Geobiology Seminar

Date: 

Thursday, October 18, 2018, 11:00am

Location: 

Haller Hall (Geological Museum 102)
NASA Postdoctoral Fellow
Department of Marine Chemistry & Geochemistry
Woods Hole Oceanographic Institution

From sediment to basalt: single-cell microbial metabolism and growth rates from subsurface environments

Thus far, microorganisms appear in nearly every environment we have explored on Earth. They thrive across orders of magnitude differences in temperature, pressure, nutrient concentrations, and energy sources. In addition to their resilience and ubiquity, microbes have had a profound effect on our planet’s evolution and continue to drive the biogeochemical cycles of elements essential to life (e.g. carbon, hydrogen, oxygen, nitrogen, phosphorus, and sulfur). This is especially true in the vast, rock-powered, subsurface environments where sunlight is not an available energy source. By interrogating subsurface environments, we can improve our understanding of life both under extreme conditions and its evolution and survival on geologic timescales.

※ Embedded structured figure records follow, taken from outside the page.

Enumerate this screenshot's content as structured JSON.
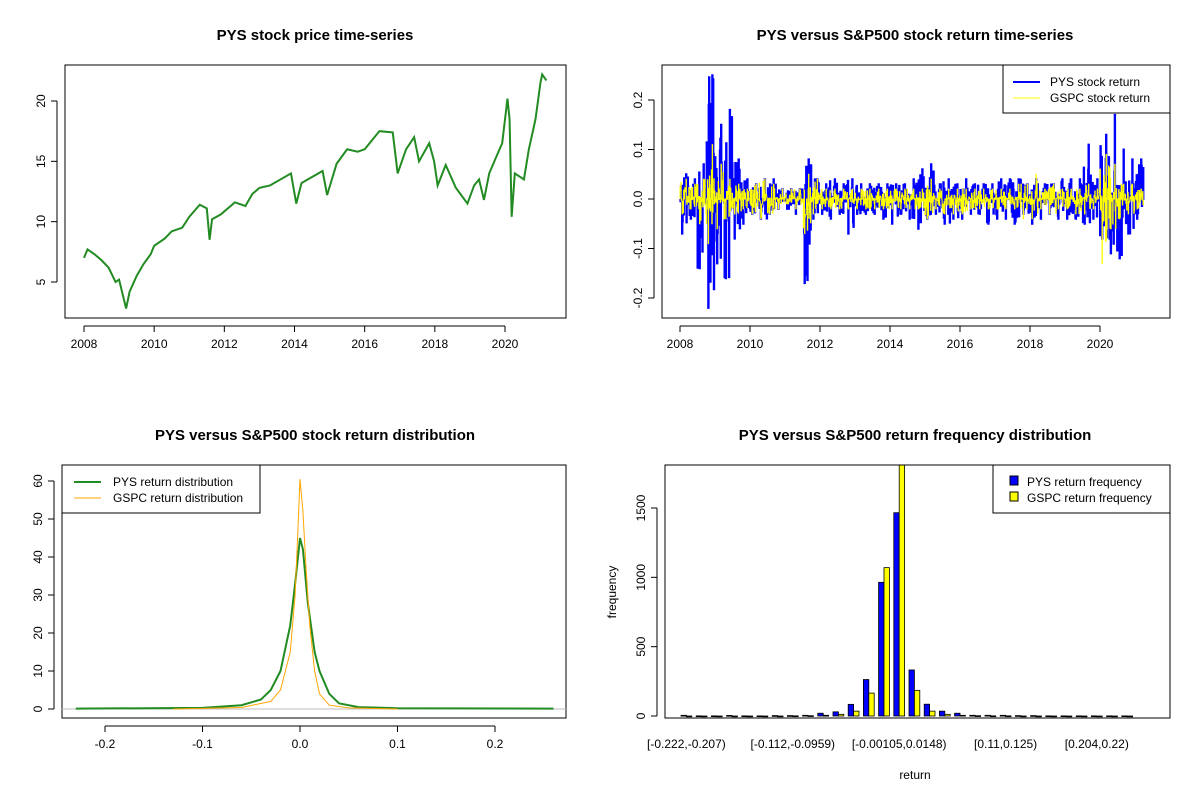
{
  "colors": {
    "price": "#228B22",
    "pys_return": "#0000FF",
    "gspc_return": "#FFFF00",
    "pys_density": "#228B22",
    "gspc_density": "#FFA500",
    "zero_line": "#BEBEBE"
  },
  "chart_data": [
    {
      "type": "line",
      "title": "PYS stock price time-series",
      "xlabel": "",
      "ylabel": "",
      "xlim": [
        2007.5,
        2021.7
      ],
      "ylim": [
        2.2,
        22.8
      ],
      "xticks": [
        "2008",
        "2010",
        "2012",
        "2014",
        "2016",
        "2018",
        "2020"
      ],
      "yticks": [
        "5",
        "10",
        "15",
        "20"
      ],
      "x": [
        2008.0,
        2008.1,
        2008.3,
        2008.5,
        2008.7,
        2008.9,
        2009.0,
        2009.1,
        2009.2,
        2009.3,
        2009.5,
        2009.7,
        2009.9,
        2010.0,
        2010.3,
        2010.5,
        2010.8,
        2011.0,
        2011.3,
        2011.5,
        2011.58,
        2011.65,
        2011.9,
        2012.1,
        2012.3,
        2012.6,
        2012.8,
        2013.0,
        2013.3,
        2013.6,
        2013.9,
        2014.05,
        2014.2,
        2014.5,
        2014.8,
        2014.93,
        2015.2,
        2015.5,
        2015.8,
        2016.0,
        2016.42,
        2016.8,
        2016.94,
        2017.18,
        2017.41,
        2017.55,
        2017.84,
        2017.98,
        2018.08,
        2018.31,
        2018.6,
        2018.93,
        2019.12,
        2019.26,
        2019.4,
        2019.55,
        2019.74,
        2019.92,
        2020.07,
        2020.13,
        2020.19,
        2020.28,
        2020.54,
        2020.68,
        2020.87,
        2021.01,
        2021.06,
        2021.18
      ],
      "y": [
        7.0,
        7.7,
        7.3,
        6.8,
        6.2,
        5.0,
        5.2,
        4.0,
        2.8,
        4.2,
        5.5,
        6.5,
        7.3,
        8.0,
        8.6,
        9.2,
        9.5,
        10.4,
        11.4,
        11.1,
        8.5,
        10.2,
        10.6,
        11.1,
        11.6,
        11.3,
        12.3,
        12.8,
        13.0,
        13.5,
        14.0,
        11.5,
        13.2,
        13.7,
        14.2,
        12.2,
        14.8,
        16.0,
        15.8,
        16.0,
        17.5,
        17.4,
        14.0,
        16.0,
        17.0,
        15.0,
        16.5,
        15.0,
        13.0,
        14.7,
        12.8,
        11.5,
        13.0,
        13.5,
        11.8,
        14.0,
        15.3,
        16.5,
        20.2,
        18.5,
        10.4,
        14.0,
        13.5,
        16.0,
        18.5,
        21.5,
        22.2,
        21.7
      ]
    },
    {
      "type": "line",
      "title": "PYS versus S&P500 stock return time-series",
      "xlabel": "",
      "ylabel": "",
      "xlim": [
        2007.5,
        2021.7
      ],
      "ylim": [
        -0.24,
        0.27
      ],
      "xticks": [
        "2008",
        "2010",
        "2012",
        "2014",
        "2016",
        "2018",
        "2020"
      ],
      "yticks": [
        "-0.2",
        "-0.1",
        "0.0",
        "0.1",
        "0.2"
      ],
      "legend": {
        "position": "top-right",
        "entries": [
          "PYS stock return",
          "GSPC stock return"
        ]
      },
      "period": "quarterly range of daily returns, 2008 Q1 - 2021 Q1",
      "series": [
        {
          "name": "PYS stock return",
          "low": [
            -0.07,
            -0.04,
            -0.14,
            -0.22,
            -0.13,
            -0.16,
            -0.08,
            -0.05,
            -0.03,
            -0.04,
            -0.03,
            -0.02,
            -0.02,
            -0.03,
            -0.17,
            -0.04,
            -0.03,
            -0.04,
            -0.03,
            -0.07,
            -0.03,
            -0.03,
            -0.03,
            -0.04,
            -0.05,
            -0.03,
            -0.04,
            -0.06,
            -0.04,
            -0.03,
            -0.05,
            -0.04,
            -0.04,
            -0.03,
            -0.03,
            -0.05,
            -0.04,
            -0.04,
            -0.05,
            -0.03,
            -0.05,
            -0.04,
            -0.03,
            -0.04,
            -0.04,
            -0.04,
            -0.05,
            -0.04,
            -0.08,
            -0.11,
            -0.12,
            -0.07,
            -0.04
          ],
          "high": [
            0.05,
            0.04,
            0.07,
            0.25,
            0.15,
            0.18,
            0.08,
            0.04,
            0.03,
            0.04,
            0.04,
            0.02,
            0.02,
            0.02,
            0.08,
            0.04,
            0.03,
            0.04,
            0.03,
            0.04,
            0.03,
            0.03,
            0.03,
            0.03,
            0.03,
            0.03,
            0.04,
            0.06,
            0.07,
            0.03,
            0.04,
            0.03,
            0.04,
            0.03,
            0.03,
            0.03,
            0.04,
            0.04,
            0.04,
            0.03,
            0.04,
            0.03,
            0.03,
            0.04,
            0.04,
            0.04,
            0.11,
            0.04,
            0.13,
            0.17,
            0.1,
            0.08,
            0.08
          ]
        },
        {
          "name": "GSPC stock return",
          "low": [
            -0.03,
            -0.02,
            -0.05,
            -0.09,
            -0.06,
            -0.04,
            -0.03,
            -0.02,
            -0.03,
            -0.04,
            -0.03,
            -0.02,
            -0.01,
            -0.02,
            -0.07,
            -0.03,
            -0.02,
            -0.02,
            -0.02,
            -0.02,
            -0.02,
            -0.02,
            -0.02,
            -0.02,
            -0.02,
            -0.02,
            -0.02,
            -0.02,
            -0.04,
            -0.02,
            -0.03,
            -0.03,
            -0.03,
            -0.02,
            -0.02,
            -0.02,
            -0.02,
            -0.02,
            -0.02,
            -0.04,
            -0.04,
            -0.02,
            -0.03,
            -0.02,
            -0.02,
            -0.03,
            -0.03,
            -0.02,
            -0.13,
            -0.06,
            -0.04,
            -0.03,
            -0.02
          ],
          "high": [
            0.04,
            0.03,
            0.04,
            0.11,
            0.07,
            0.04,
            0.03,
            0.02,
            0.03,
            0.04,
            0.03,
            0.02,
            0.02,
            0.02,
            0.05,
            0.04,
            0.02,
            0.02,
            0.02,
            0.02,
            0.02,
            0.02,
            0.02,
            0.02,
            0.02,
            0.02,
            0.02,
            0.02,
            0.04,
            0.02,
            0.02,
            0.02,
            0.02,
            0.02,
            0.02,
            0.02,
            0.02,
            0.02,
            0.03,
            0.03,
            0.05,
            0.02,
            0.03,
            0.02,
            0.02,
            0.02,
            0.03,
            0.02,
            0.09,
            0.07,
            0.03,
            0.03,
            0.02
          ]
        }
      ]
    },
    {
      "type": "line",
      "title": "PYS versus S&P500 stock return distribution",
      "xlabel": "",
      "ylabel": "",
      "xlim": [
        -0.252,
        0.28
      ],
      "ylim": [
        -2.3,
        64
      ],
      "xticks": [
        "-0.2",
        "-0.1",
        "0.0",
        "0.1",
        "0.2"
      ],
      "yticks": [
        "0",
        "10",
        "20",
        "30",
        "40",
        "50",
        "60"
      ],
      "legend": {
        "position": "top-left",
        "entries": [
          "PYS return distribution",
          "GSPC return distribution"
        ]
      },
      "series": [
        {
          "name": "PYS return distribution",
          "x": [
            -0.23,
            -0.1,
            -0.06,
            -0.04,
            -0.03,
            -0.02,
            -0.01,
            -0.005,
            0,
            0.003,
            0.008,
            0.015,
            0.02,
            0.03,
            0.04,
            0.06,
            0.1,
            0.26
          ],
          "y": [
            0.1,
            0.3,
            1,
            2.5,
            5,
            10,
            22,
            33,
            45,
            42,
            28,
            15,
            10,
            4,
            1.5,
            0.5,
            0.2,
            0.1
          ]
        },
        {
          "name": "GSPC return distribution",
          "x": [
            -0.13,
            -0.06,
            -0.03,
            -0.02,
            -0.01,
            -0.005,
            -0.002,
            0,
            0.003,
            0.006,
            0.01,
            0.015,
            0.02,
            0.03,
            0.05,
            0.1
          ],
          "y": [
            0,
            0.4,
            2,
            5,
            15,
            30,
            48,
            60.5,
            52,
            38,
            22,
            10,
            4,
            1,
            0.3,
            0
          ]
        }
      ]
    },
    {
      "type": "bar",
      "title": "PYS versus S&P500 return frequency distribution",
      "xlabel": "return",
      "ylabel": "frequency",
      "ylim": [
        0,
        1810
      ],
      "yticks": [
        "0",
        "500",
        "1000",
        "1500"
      ],
      "categories": [
        "[-0.222,-0.207)",
        "",
        "",
        "",
        "",
        "",
        "",
        "[-0.112,-0.0959)",
        "",
        "",
        "",
        "",
        "",
        "",
        "[-0.00105,0.0148)",
        "",
        "",
        "",
        "",
        "",
        "",
        "[0.11,0.125)",
        "",
        "",
        "",
        "",
        "",
        "[0.204,0.22)",
        "",
        ""
      ],
      "legend": {
        "position": "top-right",
        "entries": [
          "PYS return frequency",
          "GSPC return frequency"
        ]
      },
      "series": [
        {
          "name": "PYS return frequency",
          "color": "#0000FF",
          "values": [
            5,
            1,
            1,
            4,
            1,
            1,
            3,
            3,
            5,
            20,
            30,
            84,
            263,
            964,
            1466,
            332,
            85,
            35,
            20,
            5,
            5,
            5,
            3,
            3,
            1,
            1,
            1,
            1,
            1,
            1
          ]
        },
        {
          "name": "GSPC return frequency",
          "color": "#FFFF00",
          "values": [
            0,
            0,
            0,
            0,
            0,
            0,
            0,
            1,
            2,
            5,
            12,
            35,
            165,
            1070,
            1900,
            185,
            35,
            12,
            5,
            2,
            1,
            1,
            0,
            0,
            0,
            0,
            0,
            0,
            0,
            0
          ]
        }
      ]
    }
  ]
}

To characterize the activity of subsurface microorganisms, a series of stable isotope probing (SIP) experiments coupled to single-cell targeted nanometer-scale secondary ion mass spectrometry (NanoSIMS) were conducted from subsea sedimentary (2 km below seafloor, Shimokita Peninsula) and subsea basaltic (4.5 km water depth, North Pond) environments. Through a combination of geochemical and genomic techniques, we have found that subsurface cells can maintain a range of cellular (re)generation times and metabolisms in these nutrient-limited environments. In the sedimentary system, we found active metabolism of a thermally-adapted microbial assemblage representing some of the slowest direct measurements of environmental microbial activity. In the basaltic system, we compared rates of heterotrophy and autotrophy in the aquifer fluids to better constrain the active microbial influence on carbon flux in basaltic aquifers. Together these results improve our understanding of the microbial role in water-rock reactions on Earth, with astrobiological implications for potential similar systems elsewhere.

 

The EHAP/Geobiology Seminar Series is jointly hosted by OEB and EPS.